"Grace Before Meals ~~ Food Ritual and Body Discipline in Convent Culture" was written in 1989 by Sister Patricia Curran, SNDdeN and offers a very rare and important piece of research into an area of Convent life that had not yet been explored nor published outside those convent walls.
The food rituals of two congregations of nuns are the subjects of this study ~~ the Dominican Sisters of Mission San Jose and the Sisters of Notre Dame de Namur.
"Grace Before Meals" describes the waning days of the centuries-old convent meal rituals as performed by these two communities of nuns.
The participating nuns from these congregations were divided into two groups ~~ those nuns who had entered before 1925 and those who had taken their vows in the 1960s. Drawing upon interviews, questionnaires, and other research, Sister Curran describes ~~ in GREAT detail ~~ the typical convent meal of the early 1960s and contrasts and compares the customs and rituals of these two orders of nuns.

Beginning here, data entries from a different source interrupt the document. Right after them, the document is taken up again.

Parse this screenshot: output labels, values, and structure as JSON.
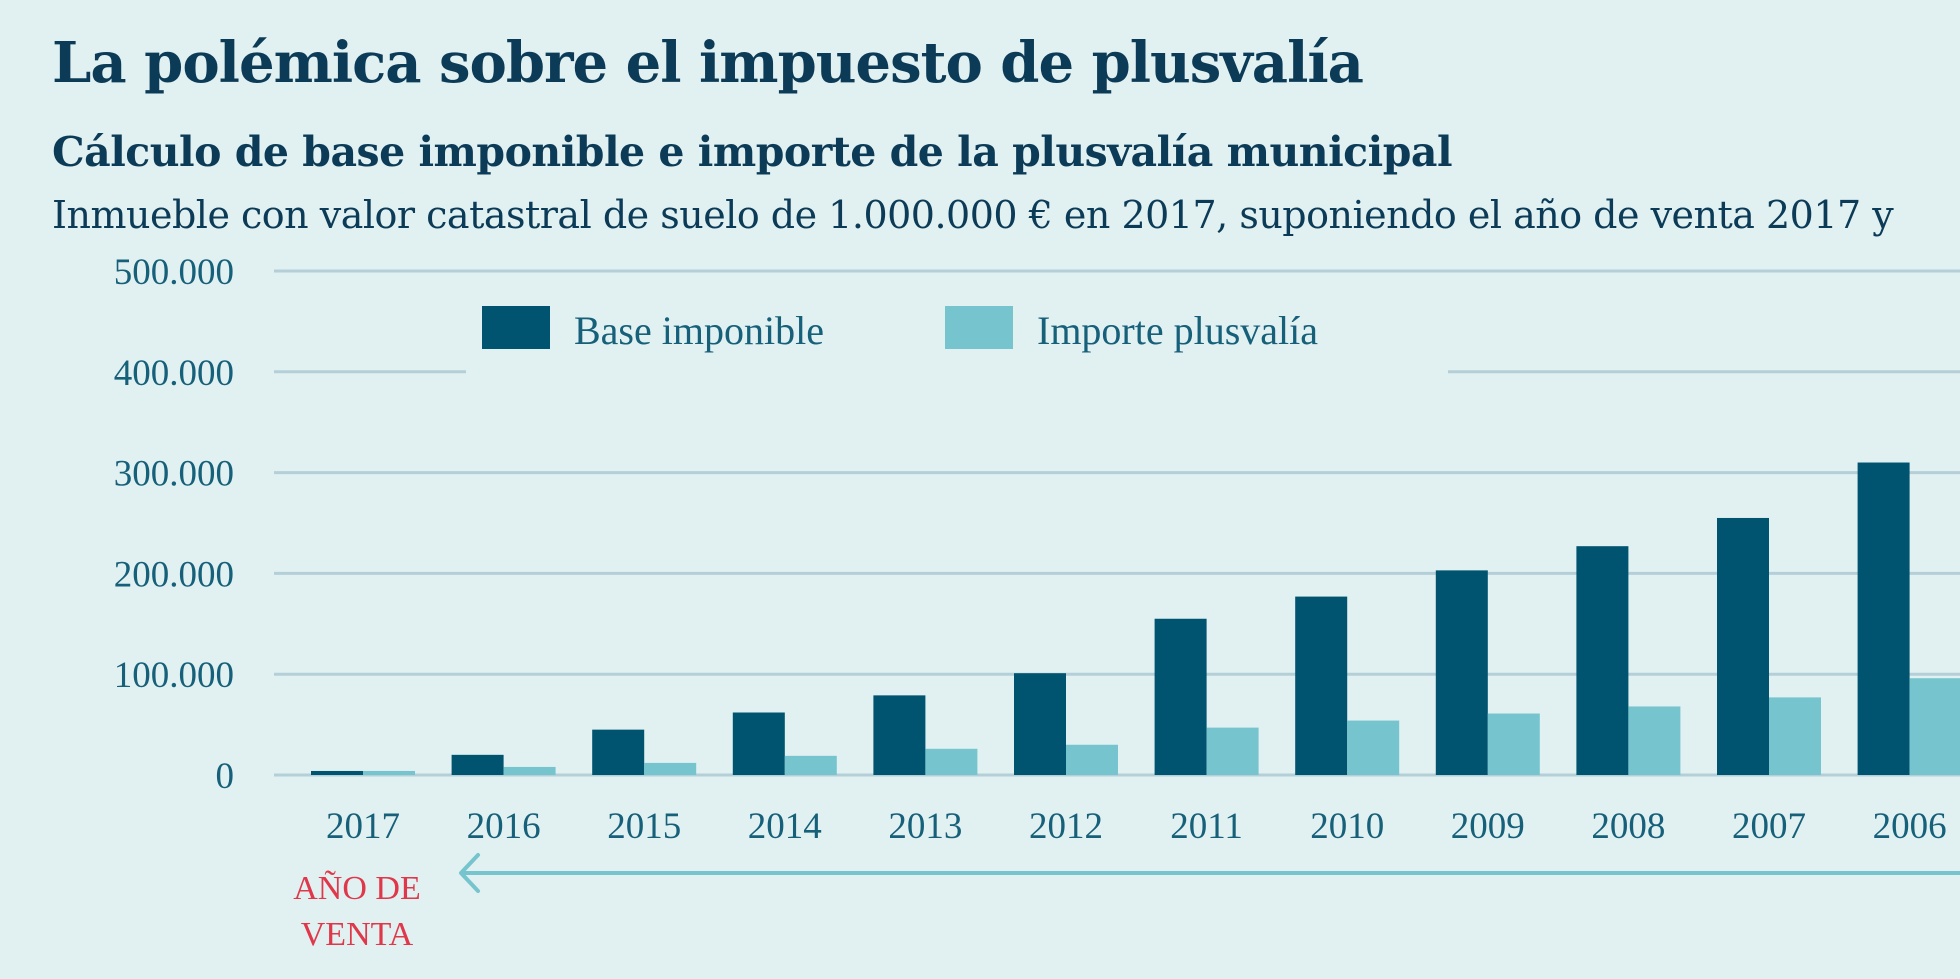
{
  "title": "La polémica sobre el impuesto de plusvalía",
  "subtitle": "Cálculo de base imponible e importe de la plusvalía municipal",
  "description": "Inmueble con valor catastral de suelo de 1.000.000 € en 2017, suponiendo el año de venta 2017 y",
  "annotation": {
    "line1": "AÑO DE",
    "line2": "VENTA"
  },
  "colors": {
    "base_imponible": "#005470",
    "importe_plusvalia": "#76c5ce",
    "background": "#e1f0f1",
    "grid": "#b4cfd8",
    "arrow": "#76c5ce",
    "annotation": "#e0384a"
  },
  "chart_data": {
    "type": "bar",
    "categories": [
      "2017",
      "2016",
      "2015",
      "2014",
      "2013",
      "2012",
      "2011",
      "2010",
      "2009",
      "2008",
      "2007",
      "2006"
    ],
    "series": [
      {
        "name": "Base imponible",
        "values": [
          4000,
          20000,
          45000,
          62000,
          79000,
          101000,
          155000,
          177000,
          203000,
          227000,
          255000,
          310000
        ]
      },
      {
        "name": "Importe plusvalía",
        "values": [
          4000,
          8000,
          12000,
          19000,
          26000,
          30000,
          47000,
          54000,
          61000,
          68000,
          77000,
          96000
        ]
      }
    ],
    "ylim": [
      0,
      500000
    ],
    "yticks": [
      0,
      100000,
      200000,
      300000,
      400000,
      500000
    ],
    "ytick_labels": [
      "0",
      "100.000",
      "200.000",
      "300.000",
      "400.000",
      "500.000"
    ],
    "xlabel": "",
    "ylabel": "",
    "grid": true,
    "legend_position": "top"
  }
}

She treats the refectory (convent dining room) as a sort of stage on which the nuns are the actors. Gestures, postures, movement, speech and silence were all carefully blended to embody the ideal nun. There are so many mysterious customs revealed in this book ~~ customs and rituals which were, at one time, kept extremely secret from the outside world.
Now, for the first time, these customs are not only revealed to the reader, but the nuns speak out and describe exactly how they felt when they were living this life. Twenty nuns from each congregation responded to Sister Curran's questions.
These questions were specifically designed to stir old memories from Novitiate days in the convent refectory ~~ Food (quality, quantity, availability and familiarity of diet) Environment (textures and colors, seating and setting) Formal Behaviors (reading, speaking,penances, table manners)
Next, the nuns were asked to describe how they had been initiated into these strange practices; how the unfamiliar had been explained to them as young novices; what each nun believed was the purpose of all of this strange behavior.
"Grace Before Meals" is a fascinating read for anyone who was ever curious about life inside the convent. The details provided are amazing and most could, probably, be applied to any congregation of nuns.